People may need mainly support through their difficulties partly because:

---They feel they are not ready to act on any advice, certain advice, or to do other needed things to better the situation.
---They do not have the stress tolerance for that, or their anxieties, sensory issues or sensitivities may be too great.
---Their views could be too rigid or narrow minded.
---Their priorities may be on the wrong things.
---They may have a hard time initiating and completing tasks,
or they may have procrastination issues.
---They may not have clearly stated goals
---Or the goal may be too big so they do not have belief in succeeding so they never try or give up
---Specifica!ly, they may lack the energy or motivation (physical or mental) to accomplish that attainable goal. That may require first finding ways to eat heathier, sleep better, exercise more, get some needed medication or to be more positive and worry less)
---Disorganized thinking makes them do goal tasks out of order which causes more difficulties achieving things
---Distorted thinking
---They lack the knowledge or a plan how to get to accomplish their goal (often not true) as lots of specific advice is given besides support)
---They refuse to Act or they give up if things don't go to plan
---They refuse to alter their paths if roadblocks occur, or to create and follow through on other tasks needed to make that goal's success more likely.

Now, some here will say all that stuff sounds too complicated or those things I said won't work for them.
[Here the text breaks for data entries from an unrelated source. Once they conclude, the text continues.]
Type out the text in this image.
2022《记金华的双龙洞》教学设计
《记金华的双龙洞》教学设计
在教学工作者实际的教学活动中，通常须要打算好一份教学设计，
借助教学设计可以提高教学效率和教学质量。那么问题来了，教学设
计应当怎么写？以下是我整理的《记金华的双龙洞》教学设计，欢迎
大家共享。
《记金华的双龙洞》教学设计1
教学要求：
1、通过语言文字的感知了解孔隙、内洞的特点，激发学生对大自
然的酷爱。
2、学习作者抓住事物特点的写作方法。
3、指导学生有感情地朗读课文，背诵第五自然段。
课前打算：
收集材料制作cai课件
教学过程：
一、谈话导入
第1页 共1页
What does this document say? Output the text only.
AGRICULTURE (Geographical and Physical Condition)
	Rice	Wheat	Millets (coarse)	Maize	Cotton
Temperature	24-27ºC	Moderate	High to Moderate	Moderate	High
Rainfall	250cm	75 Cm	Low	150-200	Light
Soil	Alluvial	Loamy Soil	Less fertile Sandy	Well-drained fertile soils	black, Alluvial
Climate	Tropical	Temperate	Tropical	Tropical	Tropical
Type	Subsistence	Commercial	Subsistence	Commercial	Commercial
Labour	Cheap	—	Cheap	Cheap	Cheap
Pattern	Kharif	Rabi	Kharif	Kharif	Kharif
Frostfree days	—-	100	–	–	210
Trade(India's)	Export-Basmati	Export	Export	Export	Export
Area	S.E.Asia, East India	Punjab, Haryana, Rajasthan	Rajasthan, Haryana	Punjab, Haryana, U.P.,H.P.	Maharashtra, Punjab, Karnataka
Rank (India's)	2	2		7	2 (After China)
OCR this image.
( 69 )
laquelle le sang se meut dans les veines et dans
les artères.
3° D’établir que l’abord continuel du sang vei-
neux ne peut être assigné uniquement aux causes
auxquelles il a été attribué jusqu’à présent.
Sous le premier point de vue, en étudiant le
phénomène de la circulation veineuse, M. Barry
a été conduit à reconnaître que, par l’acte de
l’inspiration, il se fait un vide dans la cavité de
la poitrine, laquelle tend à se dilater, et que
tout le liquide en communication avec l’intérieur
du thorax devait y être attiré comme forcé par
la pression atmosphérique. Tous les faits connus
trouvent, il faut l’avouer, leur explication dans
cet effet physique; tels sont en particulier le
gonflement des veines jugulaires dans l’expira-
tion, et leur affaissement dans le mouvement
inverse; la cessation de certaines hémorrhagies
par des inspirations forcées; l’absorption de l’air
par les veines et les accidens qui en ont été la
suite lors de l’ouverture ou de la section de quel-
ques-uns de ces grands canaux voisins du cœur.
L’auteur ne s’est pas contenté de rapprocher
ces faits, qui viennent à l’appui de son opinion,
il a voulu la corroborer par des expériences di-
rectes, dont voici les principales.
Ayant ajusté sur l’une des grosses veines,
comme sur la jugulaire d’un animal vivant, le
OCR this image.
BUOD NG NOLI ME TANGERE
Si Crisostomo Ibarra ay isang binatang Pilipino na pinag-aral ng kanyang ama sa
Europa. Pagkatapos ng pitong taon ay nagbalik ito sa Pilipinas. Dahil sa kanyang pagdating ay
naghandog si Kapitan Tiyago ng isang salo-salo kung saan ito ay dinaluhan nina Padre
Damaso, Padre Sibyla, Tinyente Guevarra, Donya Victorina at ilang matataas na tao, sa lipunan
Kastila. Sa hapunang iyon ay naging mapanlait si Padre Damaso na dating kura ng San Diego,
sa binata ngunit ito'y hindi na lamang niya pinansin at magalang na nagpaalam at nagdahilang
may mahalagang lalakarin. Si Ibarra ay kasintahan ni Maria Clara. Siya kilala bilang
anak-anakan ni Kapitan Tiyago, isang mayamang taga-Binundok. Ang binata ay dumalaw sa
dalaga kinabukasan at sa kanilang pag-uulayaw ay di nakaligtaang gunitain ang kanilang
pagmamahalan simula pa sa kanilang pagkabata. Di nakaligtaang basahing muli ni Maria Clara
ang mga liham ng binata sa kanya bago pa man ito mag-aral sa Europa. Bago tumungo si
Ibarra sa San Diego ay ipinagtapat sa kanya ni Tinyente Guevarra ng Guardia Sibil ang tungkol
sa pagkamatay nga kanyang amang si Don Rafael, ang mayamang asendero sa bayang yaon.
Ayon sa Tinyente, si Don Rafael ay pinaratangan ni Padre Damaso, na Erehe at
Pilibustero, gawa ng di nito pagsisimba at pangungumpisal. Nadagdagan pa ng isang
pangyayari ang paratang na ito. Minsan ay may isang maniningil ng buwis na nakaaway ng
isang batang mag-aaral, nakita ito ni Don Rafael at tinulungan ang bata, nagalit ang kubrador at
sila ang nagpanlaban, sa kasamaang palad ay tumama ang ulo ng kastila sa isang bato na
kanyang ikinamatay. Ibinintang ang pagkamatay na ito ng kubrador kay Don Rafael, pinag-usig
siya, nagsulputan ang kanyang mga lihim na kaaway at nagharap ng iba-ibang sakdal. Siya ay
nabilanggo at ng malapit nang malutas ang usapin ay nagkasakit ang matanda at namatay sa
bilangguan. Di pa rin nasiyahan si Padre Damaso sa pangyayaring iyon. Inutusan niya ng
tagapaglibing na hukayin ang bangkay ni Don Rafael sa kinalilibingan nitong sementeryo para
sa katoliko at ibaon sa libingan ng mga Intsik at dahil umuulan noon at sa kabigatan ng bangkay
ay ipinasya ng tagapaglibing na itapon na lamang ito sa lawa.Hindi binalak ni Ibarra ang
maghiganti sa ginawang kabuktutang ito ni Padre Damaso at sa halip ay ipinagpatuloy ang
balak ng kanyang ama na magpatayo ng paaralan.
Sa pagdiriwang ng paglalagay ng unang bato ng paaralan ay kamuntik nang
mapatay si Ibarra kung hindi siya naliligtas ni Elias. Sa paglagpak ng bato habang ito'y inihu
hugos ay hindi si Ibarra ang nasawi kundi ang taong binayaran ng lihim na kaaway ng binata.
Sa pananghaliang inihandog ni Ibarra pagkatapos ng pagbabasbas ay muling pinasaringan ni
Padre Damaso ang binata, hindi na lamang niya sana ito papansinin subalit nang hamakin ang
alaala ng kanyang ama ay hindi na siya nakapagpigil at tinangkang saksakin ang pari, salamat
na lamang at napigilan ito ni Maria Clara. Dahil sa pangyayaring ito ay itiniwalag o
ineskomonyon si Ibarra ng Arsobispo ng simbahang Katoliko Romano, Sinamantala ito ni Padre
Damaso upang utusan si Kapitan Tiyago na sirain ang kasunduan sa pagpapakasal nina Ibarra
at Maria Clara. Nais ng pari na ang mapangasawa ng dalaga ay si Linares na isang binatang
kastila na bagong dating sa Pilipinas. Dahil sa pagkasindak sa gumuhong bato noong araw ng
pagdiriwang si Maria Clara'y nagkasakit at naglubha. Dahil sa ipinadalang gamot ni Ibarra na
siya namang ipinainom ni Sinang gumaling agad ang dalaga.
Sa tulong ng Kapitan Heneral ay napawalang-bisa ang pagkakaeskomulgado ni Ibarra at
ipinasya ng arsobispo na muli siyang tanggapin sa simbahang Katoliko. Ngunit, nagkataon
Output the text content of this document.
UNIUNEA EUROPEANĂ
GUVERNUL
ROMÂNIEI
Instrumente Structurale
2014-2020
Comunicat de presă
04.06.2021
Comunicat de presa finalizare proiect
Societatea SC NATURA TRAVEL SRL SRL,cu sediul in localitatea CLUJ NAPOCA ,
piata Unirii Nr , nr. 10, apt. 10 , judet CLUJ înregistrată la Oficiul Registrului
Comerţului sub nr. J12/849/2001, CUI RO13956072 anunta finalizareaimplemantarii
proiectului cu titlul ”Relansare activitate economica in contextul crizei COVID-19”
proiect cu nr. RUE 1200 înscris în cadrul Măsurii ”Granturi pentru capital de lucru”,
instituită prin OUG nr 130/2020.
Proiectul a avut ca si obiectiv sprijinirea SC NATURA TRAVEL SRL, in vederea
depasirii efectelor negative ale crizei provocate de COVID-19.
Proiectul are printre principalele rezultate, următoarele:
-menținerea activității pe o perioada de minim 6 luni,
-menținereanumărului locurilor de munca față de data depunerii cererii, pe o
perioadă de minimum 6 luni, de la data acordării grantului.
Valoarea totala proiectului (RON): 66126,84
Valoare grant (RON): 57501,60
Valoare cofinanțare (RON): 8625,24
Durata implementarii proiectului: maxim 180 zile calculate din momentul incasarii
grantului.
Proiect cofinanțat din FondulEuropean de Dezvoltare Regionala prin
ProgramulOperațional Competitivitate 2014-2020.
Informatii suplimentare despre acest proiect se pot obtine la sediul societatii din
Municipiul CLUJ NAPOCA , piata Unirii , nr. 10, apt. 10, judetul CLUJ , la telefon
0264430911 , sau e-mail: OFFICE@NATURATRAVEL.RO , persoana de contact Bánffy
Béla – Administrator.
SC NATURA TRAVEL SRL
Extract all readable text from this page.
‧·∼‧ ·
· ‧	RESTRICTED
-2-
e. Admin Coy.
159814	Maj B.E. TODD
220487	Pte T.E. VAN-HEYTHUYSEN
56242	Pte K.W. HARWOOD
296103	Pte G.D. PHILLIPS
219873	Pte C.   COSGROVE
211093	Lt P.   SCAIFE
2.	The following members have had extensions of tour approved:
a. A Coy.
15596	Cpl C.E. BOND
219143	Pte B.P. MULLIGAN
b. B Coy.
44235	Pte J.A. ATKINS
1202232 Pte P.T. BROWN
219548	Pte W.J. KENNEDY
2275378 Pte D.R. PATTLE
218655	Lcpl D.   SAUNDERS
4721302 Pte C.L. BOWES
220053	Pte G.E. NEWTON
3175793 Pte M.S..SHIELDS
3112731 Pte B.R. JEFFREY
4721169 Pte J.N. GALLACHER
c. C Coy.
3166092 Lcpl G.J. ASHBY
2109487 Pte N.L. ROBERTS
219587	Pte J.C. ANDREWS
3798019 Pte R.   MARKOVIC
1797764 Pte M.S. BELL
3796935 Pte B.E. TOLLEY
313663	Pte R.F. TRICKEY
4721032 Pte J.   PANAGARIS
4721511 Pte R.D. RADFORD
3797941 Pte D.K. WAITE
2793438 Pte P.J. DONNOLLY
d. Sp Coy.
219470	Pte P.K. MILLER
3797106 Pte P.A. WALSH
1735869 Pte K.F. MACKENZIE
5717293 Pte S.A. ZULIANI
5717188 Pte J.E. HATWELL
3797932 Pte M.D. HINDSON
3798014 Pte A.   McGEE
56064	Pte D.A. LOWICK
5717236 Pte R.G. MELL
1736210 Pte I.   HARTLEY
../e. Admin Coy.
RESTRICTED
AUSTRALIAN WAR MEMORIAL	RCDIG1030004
True,if that is your set thinking.. However, some person's may have much of that knowledge or foundation already, but just could be overlooking one important thing, or need just one such thing there or some push there. And it is not complicated to find ways to think more positively and worry less, even if much abuse occured in their lives, through simple research.

Anyway, find something that will work for you even, as yes, we all are different and have different abilities, limitations, needs, and desires, with different genetics and life experiences. If this means picking something small for you to head down a better path, and sticking with it, and then when that is not enough, find something else to add to a more healthy way of thinking, feeling and living .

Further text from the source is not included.